Yes, after so long as one of the few MMOs that could truly support itself on a pure subscription model, like World of Warcraft, EVE Online is going free-to-play come this November's expansion, Clone States.

Technological advancements in New Eden have led to a new way of manufacturing and augmenting clones, unlocking the possibility for a variety of distinct Clone States. With this technology, clone manufacturers can now build and distribute clones which possess a base state, the Alpha state. They can be enhanced or otherwise altered to achieve other states, but the Alpha state will always exist underneath. The state of a given clone may affect its access to trained skills, its ability to train new ones, or the rate at which new skills are acquired.
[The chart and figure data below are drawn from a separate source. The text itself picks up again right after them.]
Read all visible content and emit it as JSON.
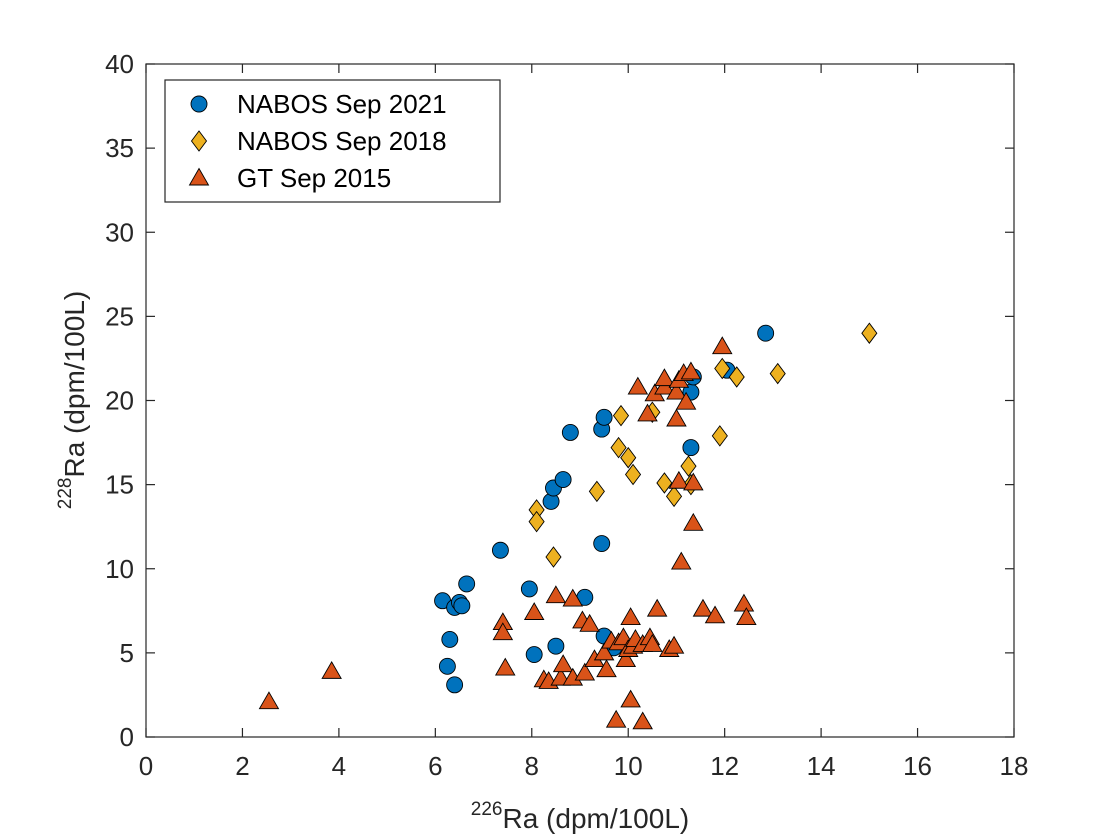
{
  "chart_data": {
    "type": "scatter",
    "title": "",
    "xlabel": {
      "isotope_mass": "226",
      "text": "Ra (dpm/100L)"
    },
    "ylabel": {
      "isotope_mass": "228",
      "text": "Ra (dpm/100L)"
    },
    "xlim": [
      0,
      18
    ],
    "ylim": [
      0,
      40
    ],
    "xticks": [
      0,
      2,
      4,
      6,
      8,
      10,
      12,
      14,
      16,
      18
    ],
    "yticks": [
      0,
      5,
      10,
      15,
      20,
      25,
      30,
      35,
      40
    ],
    "grid": false,
    "legend_position": "top-left",
    "series": [
      {
        "name": "NABOS Sep 2021",
        "marker": "circle",
        "color": "#0072BD",
        "points": [
          [
            6.15,
            8.1
          ],
          [
            6.3,
            5.8
          ],
          [
            6.25,
            4.2
          ],
          [
            6.4,
            7.7
          ],
          [
            6.4,
            3.1
          ],
          [
            6.5,
            8.0
          ],
          [
            6.55,
            7.8
          ],
          [
            6.65,
            9.1
          ],
          [
            7.35,
            11.1
          ],
          [
            7.95,
            8.8
          ],
          [
            8.05,
            4.9
          ],
          [
            8.4,
            14.0
          ],
          [
            8.45,
            14.8
          ],
          [
            8.5,
            5.4
          ],
          [
            8.65,
            15.3
          ],
          [
            8.8,
            18.1
          ],
          [
            9.1,
            8.3
          ],
          [
            9.45,
            18.3
          ],
          [
            9.5,
            19.0
          ],
          [
            9.45,
            11.5
          ],
          [
            9.5,
            6.0
          ],
          [
            9.7,
            5.3
          ],
          [
            11.3,
            20.5
          ],
          [
            11.3,
            17.2
          ],
          [
            11.35,
            21.4
          ],
          [
            12.05,
            21.8
          ],
          [
            12.85,
            24.0
          ]
        ]
      },
      {
        "name": "NABOS Sep 2018",
        "marker": "diamond",
        "color": "#EDB120",
        "points": [
          [
            8.1,
            13.5
          ],
          [
            8.1,
            12.8
          ],
          [
            8.45,
            10.7
          ],
          [
            9.35,
            14.6
          ],
          [
            9.8,
            17.2
          ],
          [
            9.85,
            19.1
          ],
          [
            10.0,
            16.6
          ],
          [
            10.1,
            15.6
          ],
          [
            10.5,
            19.3
          ],
          [
            10.75,
            15.1
          ],
          [
            10.95,
            14.3
          ],
          [
            11.25,
            16.1
          ],
          [
            11.3,
            15.0
          ],
          [
            11.95,
            21.9
          ],
          [
            11.9,
            17.9
          ],
          [
            12.25,
            21.4
          ],
          [
            13.1,
            21.6
          ],
          [
            15.0,
            24.0
          ]
        ]
      },
      {
        "name": "GT Sep 2015",
        "marker": "triangle",
        "color": "#D95319",
        "points": [
          [
            2.55,
            2.1
          ],
          [
            3.85,
            3.9
          ],
          [
            7.4,
            6.8
          ],
          [
            7.4,
            6.2
          ],
          [
            7.45,
            4.1
          ],
          [
            8.05,
            7.4
          ],
          [
            8.25,
            3.4
          ],
          [
            8.35,
            3.3
          ],
          [
            8.5,
            8.4
          ],
          [
            8.6,
            3.5
          ],
          [
            8.65,
            4.3
          ],
          [
            8.85,
            3.5
          ],
          [
            8.85,
            8.2
          ],
          [
            9.05,
            6.9
          ],
          [
            9.1,
            3.8
          ],
          [
            9.2,
            6.7
          ],
          [
            9.3,
            4.6
          ],
          [
            9.5,
            5.0
          ],
          [
            9.55,
            4.0
          ],
          [
            9.65,
            5.7
          ],
          [
            9.75,
            1.0
          ],
          [
            9.8,
            5.6
          ],
          [
            9.9,
            5.9
          ],
          [
            9.95,
            4.6
          ],
          [
            10.0,
            5.2
          ],
          [
            10.05,
            2.2
          ],
          [
            10.05,
            7.1
          ],
          [
            10.1,
            5.4
          ],
          [
            10.15,
            5.8
          ],
          [
            10.2,
            20.8
          ],
          [
            10.3,
            5.5
          ],
          [
            10.3,
            0.9
          ],
          [
            10.4,
            19.2
          ],
          [
            10.45,
            5.9
          ],
          [
            10.5,
            5.5
          ],
          [
            10.55,
            20.4
          ],
          [
            10.6,
            7.6
          ],
          [
            10.75,
            20.8
          ],
          [
            10.75,
            21.3
          ],
          [
            10.85,
            5.2
          ],
          [
            10.95,
            5.4
          ],
          [
            11.0,
            18.9
          ],
          [
            11.0,
            20.5
          ],
          [
            11.05,
            21.2
          ],
          [
            11.05,
            15.2
          ],
          [
            11.1,
            10.4
          ],
          [
            11.15,
            21.6
          ],
          [
            11.2,
            19.9
          ],
          [
            11.3,
            21.7
          ],
          [
            11.35,
            15.1
          ],
          [
            11.35,
            12.7
          ],
          [
            11.55,
            7.6
          ],
          [
            11.8,
            7.2
          ],
          [
            11.95,
            23.2
          ],
          [
            12.4,
            7.9
          ],
          [
            12.45,
            7.1
          ]
        ]
      }
    ]
  }
}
So, basically, you can either be an Alpha Clone, or a free user, or an Omega Clone, which is a paid user. The difference between the two is stark: an Alpha clone gets racial skills, the ability to train in tech one Frigates, Destroyers and Cruisers, and essential weapons. Omega Clones, however, get all the benefits of current subscribers, and can learn skills faster. If an Omega Clone becomes an Alpha Clone (runs out of money or something), they don't lose their advanced skills, but they do become locked until they go Omega again.
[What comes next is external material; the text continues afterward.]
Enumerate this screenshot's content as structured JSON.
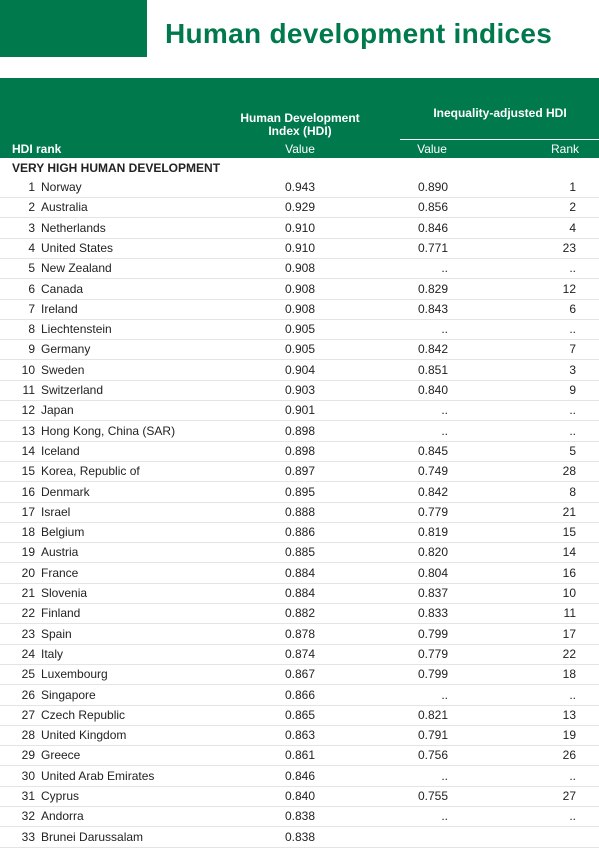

What's uncertain about this decision, which will radically change how EVE Online plays, is if it stems from desperation on CCP to get more players or money, or if they just want to expand their userbase. After all, in a game that's so prominently PvP-focused, there's very little Alpha players have to look forward too, outside perhaps being grunts for a company or playing with their Omega friends, so this just screams "pay-to-win", but... after 13 years, CCP has earned what could roughly be called "Trust," so I'm going to assume they have everyone's best interests in mind.

I suppose, if Omega clones are exactly the same as current subscribers, then if the ultimate goal just means 'more players', that can only be a good thing, right?

We'll have to find out, come November.